Vibro-acoustic modeling and energy transmission analysis of a panel-cavity system embedded with an acoustic black hole

The noise radiated from a vibrating panel into an acoustical cavity is a problem widely encountered in various engineering branches. As a novel vibration and noise control means, Acoustic Black Hole (ABH) is attracting more and more research attention, and a deep understanding on the coupling mechanism between ABH panel and cavity is of fundamental significance for the efficient design and application in such occasions. In this study, a semi-analytical vibro-acoustic coupling model of the coupled ABH panel-cavity system consisting of an ABH plate and a rectangular cavity is established, in which the two-dimensional and three-dimensional modified Fourier series are chosen as the admissible functions for the flexural vibration of the ABH plate and the sound pressure distribution function in the acoustical cavity, respectively.
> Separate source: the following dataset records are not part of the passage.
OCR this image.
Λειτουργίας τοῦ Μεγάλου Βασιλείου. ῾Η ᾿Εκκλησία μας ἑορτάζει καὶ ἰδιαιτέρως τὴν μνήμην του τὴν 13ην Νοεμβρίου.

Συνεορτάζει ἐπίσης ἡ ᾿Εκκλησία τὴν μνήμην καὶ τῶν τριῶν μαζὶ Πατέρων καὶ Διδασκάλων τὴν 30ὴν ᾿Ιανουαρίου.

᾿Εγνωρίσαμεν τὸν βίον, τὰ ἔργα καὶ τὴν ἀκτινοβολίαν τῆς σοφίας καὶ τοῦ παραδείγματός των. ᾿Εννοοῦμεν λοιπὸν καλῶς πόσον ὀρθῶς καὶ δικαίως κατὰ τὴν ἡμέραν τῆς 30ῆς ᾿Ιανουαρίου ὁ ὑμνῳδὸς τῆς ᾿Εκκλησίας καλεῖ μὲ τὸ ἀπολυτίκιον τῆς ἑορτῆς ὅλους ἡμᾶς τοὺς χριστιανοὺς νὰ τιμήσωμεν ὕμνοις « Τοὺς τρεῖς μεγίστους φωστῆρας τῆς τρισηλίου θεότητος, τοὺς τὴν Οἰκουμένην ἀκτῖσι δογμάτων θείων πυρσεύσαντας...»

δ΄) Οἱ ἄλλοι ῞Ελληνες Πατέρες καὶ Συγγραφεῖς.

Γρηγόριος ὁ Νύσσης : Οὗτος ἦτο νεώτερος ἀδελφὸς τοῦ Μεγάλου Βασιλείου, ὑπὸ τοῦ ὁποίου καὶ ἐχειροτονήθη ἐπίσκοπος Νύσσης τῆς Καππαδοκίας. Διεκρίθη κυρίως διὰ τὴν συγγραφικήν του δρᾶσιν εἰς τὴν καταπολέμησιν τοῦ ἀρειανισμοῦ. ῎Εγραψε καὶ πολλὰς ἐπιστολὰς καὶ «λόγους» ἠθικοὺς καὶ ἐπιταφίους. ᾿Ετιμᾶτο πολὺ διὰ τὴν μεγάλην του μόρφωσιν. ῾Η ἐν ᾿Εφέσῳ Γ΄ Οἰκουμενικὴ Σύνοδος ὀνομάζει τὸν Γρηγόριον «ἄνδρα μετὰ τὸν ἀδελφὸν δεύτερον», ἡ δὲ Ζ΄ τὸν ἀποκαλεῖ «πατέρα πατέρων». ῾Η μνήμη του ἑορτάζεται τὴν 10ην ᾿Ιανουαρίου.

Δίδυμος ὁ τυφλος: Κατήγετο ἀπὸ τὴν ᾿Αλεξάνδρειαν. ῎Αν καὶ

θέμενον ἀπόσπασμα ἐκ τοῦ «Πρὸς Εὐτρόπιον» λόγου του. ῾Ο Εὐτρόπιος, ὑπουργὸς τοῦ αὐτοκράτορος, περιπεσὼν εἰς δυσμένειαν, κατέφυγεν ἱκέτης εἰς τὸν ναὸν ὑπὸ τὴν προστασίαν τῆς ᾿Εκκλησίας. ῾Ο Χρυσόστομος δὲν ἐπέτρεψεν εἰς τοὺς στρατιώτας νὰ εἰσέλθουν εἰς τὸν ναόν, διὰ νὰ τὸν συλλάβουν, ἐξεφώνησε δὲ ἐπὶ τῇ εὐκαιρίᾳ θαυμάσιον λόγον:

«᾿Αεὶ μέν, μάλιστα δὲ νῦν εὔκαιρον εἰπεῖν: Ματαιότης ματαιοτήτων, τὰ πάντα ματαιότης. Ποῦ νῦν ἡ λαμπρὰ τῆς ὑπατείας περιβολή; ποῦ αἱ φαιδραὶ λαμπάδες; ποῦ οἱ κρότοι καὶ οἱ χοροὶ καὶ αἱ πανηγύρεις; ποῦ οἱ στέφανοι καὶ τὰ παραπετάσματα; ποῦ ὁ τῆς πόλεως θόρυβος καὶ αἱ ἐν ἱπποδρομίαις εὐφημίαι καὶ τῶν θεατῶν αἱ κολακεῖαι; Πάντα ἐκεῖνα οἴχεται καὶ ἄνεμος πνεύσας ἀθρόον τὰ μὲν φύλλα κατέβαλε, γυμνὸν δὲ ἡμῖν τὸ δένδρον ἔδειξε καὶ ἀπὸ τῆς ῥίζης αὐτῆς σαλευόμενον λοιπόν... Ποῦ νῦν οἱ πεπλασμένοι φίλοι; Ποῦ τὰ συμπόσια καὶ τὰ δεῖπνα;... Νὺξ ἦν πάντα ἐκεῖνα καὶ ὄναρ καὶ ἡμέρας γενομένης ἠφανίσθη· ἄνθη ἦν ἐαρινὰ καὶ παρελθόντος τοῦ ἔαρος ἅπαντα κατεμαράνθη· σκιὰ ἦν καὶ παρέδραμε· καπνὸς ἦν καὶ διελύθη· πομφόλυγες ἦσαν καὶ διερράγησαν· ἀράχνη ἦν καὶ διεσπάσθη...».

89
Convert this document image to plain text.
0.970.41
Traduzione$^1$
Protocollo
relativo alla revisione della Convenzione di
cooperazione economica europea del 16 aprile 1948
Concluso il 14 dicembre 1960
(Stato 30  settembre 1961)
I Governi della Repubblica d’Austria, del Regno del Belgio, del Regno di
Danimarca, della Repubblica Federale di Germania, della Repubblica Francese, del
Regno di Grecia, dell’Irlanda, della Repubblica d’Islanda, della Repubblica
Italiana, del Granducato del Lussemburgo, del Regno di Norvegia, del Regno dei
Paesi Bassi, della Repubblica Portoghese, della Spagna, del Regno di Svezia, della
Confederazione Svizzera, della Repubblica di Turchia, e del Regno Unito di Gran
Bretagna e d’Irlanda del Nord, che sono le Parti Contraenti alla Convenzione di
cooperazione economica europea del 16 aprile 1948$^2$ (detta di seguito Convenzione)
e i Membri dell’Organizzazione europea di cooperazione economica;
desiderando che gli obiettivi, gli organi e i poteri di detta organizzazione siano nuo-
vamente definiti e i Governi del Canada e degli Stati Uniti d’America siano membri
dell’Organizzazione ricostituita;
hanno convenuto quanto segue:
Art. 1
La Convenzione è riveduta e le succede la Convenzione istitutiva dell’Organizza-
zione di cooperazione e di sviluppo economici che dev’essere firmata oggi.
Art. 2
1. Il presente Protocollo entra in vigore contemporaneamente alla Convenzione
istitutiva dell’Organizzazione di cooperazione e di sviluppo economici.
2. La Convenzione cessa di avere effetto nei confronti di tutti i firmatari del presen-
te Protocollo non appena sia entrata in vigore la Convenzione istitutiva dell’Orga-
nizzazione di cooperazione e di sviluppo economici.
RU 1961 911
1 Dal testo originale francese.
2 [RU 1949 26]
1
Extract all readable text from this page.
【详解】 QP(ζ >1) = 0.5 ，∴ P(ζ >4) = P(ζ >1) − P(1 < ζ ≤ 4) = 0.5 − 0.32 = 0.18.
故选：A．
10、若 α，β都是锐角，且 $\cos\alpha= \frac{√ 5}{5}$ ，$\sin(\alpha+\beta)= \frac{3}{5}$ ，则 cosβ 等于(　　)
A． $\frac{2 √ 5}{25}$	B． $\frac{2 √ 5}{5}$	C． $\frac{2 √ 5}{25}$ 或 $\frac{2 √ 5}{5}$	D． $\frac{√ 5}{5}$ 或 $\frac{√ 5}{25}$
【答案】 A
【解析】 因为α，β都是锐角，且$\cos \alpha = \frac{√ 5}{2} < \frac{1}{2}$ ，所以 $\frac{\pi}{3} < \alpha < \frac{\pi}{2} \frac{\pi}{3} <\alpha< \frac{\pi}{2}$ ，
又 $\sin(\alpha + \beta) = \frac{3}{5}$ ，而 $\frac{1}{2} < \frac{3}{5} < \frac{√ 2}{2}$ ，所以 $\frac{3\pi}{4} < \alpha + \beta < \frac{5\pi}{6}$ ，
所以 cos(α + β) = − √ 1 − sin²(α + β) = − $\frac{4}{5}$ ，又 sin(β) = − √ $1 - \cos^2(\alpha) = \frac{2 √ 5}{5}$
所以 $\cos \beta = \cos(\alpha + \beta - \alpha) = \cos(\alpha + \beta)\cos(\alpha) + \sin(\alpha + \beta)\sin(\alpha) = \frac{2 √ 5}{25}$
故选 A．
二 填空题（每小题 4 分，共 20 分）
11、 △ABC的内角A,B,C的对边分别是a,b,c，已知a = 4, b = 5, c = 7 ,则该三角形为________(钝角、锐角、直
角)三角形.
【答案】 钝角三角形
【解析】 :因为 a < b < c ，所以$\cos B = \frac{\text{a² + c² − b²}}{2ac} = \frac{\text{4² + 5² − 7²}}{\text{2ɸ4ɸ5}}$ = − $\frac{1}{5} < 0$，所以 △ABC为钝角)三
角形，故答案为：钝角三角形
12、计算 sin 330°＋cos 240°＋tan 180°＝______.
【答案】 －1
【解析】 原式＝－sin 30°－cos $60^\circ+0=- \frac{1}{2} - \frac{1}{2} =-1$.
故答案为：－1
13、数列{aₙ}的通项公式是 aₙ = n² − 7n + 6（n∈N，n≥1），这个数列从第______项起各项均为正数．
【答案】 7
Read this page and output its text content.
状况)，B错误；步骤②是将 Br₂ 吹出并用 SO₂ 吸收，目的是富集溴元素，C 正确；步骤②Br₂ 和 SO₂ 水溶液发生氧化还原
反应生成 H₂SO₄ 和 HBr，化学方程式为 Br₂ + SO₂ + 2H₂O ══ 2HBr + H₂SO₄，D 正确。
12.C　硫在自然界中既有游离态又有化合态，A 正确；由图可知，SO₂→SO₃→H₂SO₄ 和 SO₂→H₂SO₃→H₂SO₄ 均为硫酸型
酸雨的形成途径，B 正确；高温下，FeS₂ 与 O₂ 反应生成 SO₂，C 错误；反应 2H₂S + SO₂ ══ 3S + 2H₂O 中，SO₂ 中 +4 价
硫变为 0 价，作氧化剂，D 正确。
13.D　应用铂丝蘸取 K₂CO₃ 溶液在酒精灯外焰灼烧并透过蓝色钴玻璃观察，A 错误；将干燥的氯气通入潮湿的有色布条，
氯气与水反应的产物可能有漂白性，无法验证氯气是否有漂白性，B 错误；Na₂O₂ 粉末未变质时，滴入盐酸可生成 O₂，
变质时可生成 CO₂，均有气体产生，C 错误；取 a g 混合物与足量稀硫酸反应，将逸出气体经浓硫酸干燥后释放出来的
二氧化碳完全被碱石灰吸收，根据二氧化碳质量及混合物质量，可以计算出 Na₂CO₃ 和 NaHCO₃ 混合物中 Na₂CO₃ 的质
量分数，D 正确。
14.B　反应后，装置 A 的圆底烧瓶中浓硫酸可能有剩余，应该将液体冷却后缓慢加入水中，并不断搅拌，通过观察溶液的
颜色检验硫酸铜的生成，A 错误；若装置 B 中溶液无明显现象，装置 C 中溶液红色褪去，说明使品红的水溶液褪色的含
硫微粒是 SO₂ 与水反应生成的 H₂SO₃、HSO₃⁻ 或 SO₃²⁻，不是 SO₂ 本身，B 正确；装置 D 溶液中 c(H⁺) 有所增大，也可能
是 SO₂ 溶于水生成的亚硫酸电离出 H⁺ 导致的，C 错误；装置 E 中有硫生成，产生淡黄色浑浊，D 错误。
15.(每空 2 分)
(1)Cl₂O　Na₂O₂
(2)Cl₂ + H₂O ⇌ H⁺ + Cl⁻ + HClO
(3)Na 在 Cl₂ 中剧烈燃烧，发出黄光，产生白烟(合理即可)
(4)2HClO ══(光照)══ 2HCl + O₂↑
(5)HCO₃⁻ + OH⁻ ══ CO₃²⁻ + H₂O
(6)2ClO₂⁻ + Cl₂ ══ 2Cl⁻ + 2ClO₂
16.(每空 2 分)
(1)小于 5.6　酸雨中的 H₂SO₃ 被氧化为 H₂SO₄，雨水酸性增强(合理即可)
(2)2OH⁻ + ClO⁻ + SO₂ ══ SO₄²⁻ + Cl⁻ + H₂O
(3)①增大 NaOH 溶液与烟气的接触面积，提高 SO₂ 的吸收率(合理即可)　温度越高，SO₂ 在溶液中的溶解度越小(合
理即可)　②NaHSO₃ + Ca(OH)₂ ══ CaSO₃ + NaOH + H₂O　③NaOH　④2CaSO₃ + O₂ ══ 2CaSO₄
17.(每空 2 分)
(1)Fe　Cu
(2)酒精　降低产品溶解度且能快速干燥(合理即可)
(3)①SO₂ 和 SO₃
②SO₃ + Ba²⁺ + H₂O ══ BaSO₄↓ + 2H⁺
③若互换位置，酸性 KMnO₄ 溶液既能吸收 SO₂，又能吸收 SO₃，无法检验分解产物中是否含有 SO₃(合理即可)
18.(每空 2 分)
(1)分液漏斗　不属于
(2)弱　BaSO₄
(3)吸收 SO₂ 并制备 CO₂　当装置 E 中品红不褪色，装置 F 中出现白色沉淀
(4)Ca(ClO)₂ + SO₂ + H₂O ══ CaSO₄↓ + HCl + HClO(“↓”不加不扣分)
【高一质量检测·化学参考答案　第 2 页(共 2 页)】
Through the Rayleigh-Ritz procedure, the modal characteristics and dynamic behavior of the coupling system are solved. First, the accuracy of the proposed model is validated against those calculated from finite element analysis. Then, through the comparison with its uniform counterpart, the introduction of the ABH structure in the coupled panel-cavity system can reduce the noise inside the enclosure. Furthermore, the energy transmission behavior between the ABH plate and the cavity is investigated via the sound intensity vector distribution over the coupling interface. Meanwhile, the noise reduction mechanism of the coupling system is studied from an energy transmission perspective. Finally, the accuracy of the proposed model was verified by the experiment.